Seit dem Ende des Zweiten Weltkrieges war Hessens höchster Berg Horchposten. Zeitweise standen fünf Radoms auf dem Gipfel. Das erste ging laut Heimatforscher Joachim Jenrich 1962 in Betrieb. Die Lage war ideal: Die Wasserkuppe ist die höchste Erhebung in der Region, die innerdeutsche Grenze war nur fünf Kilometer entfernt. Ähnliche Kuppeln gab und gibt es unter anderem in Putgarten auf Rügen, dem Gipfel des Großen Arbers in Bayern und auf dem Brocken im Harz.
Das letzte und heute noch bestehende Radom auf der Wasserkuppe wurde 1990 errichtet. Zum Einsatz kam es jedoch nie. Denn nach dem Fall der Mauer änderte sich alles. 1998 gab die Bundeswehr die Radar-Station und die Kaserne endgültig auf. Das markante Gebäude blieb stehen - weil sich Bundesrepublik und Hersteller des Radargeräts in einen jahrelangen Rechtsstreit verwickelten.
Erst 2003 wurde die einst 24 Millionen Mark teure Technik installiert - und ein halbes Jahr später wieder abgebaut. Heute steht die Radaranlage auf dem militärischen Teil des früheren Flughafens Berlin-Tempelhof. Das Gebäude und das Gelände fielen an die Stadt Gersfeld, die das Radom eigentlich habe abreißen und das Gelände renaturieren wollen.

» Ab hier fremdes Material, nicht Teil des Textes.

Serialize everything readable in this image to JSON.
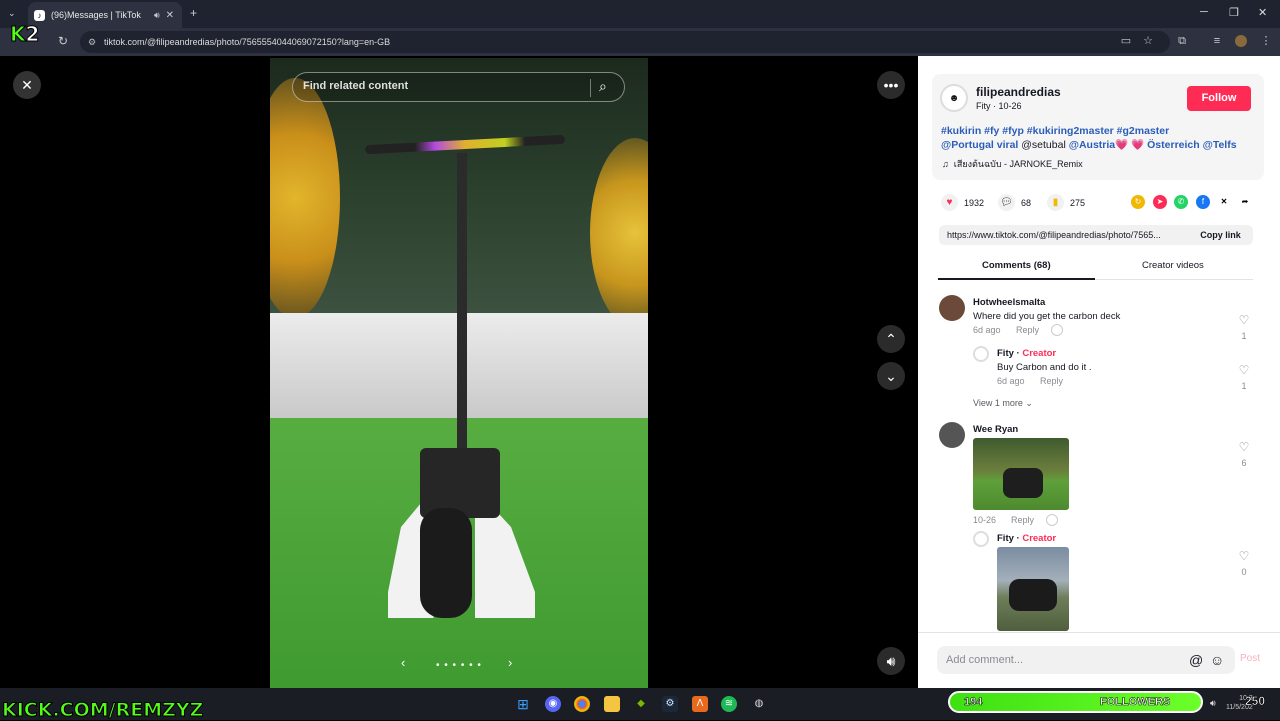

Es regte sich jedoch Widerstand. „Das Radom ist eine Landmarke in der Region“, sagt Glunde. Das Gebäude habe einen hohen Identifikationswert und dürfe nicht abgerissen werden. Enthusiasten gründeten eine gemeinnützige Gesellschaft, pachteten das Gelände und bauten das Gebäude um. Seit rund vier Jahren ist es für die Öffentlichkeit zugänglich und Kulturdenkmal.
Statt Luftüberwachung rund-um-die-Uhr ist das Radom heute ein Ort der Kultur: Regelmäßig werden Konzerte in der Kuppel organisiert, Künstler stellen aus. „Die Akustik ist einmalig“, sagt Glunde. Durch die Wölbung entstehe ein achtfaches Echo, was die eigene Stimme bis zu eineinhalb Sekunden nachhallen lässt.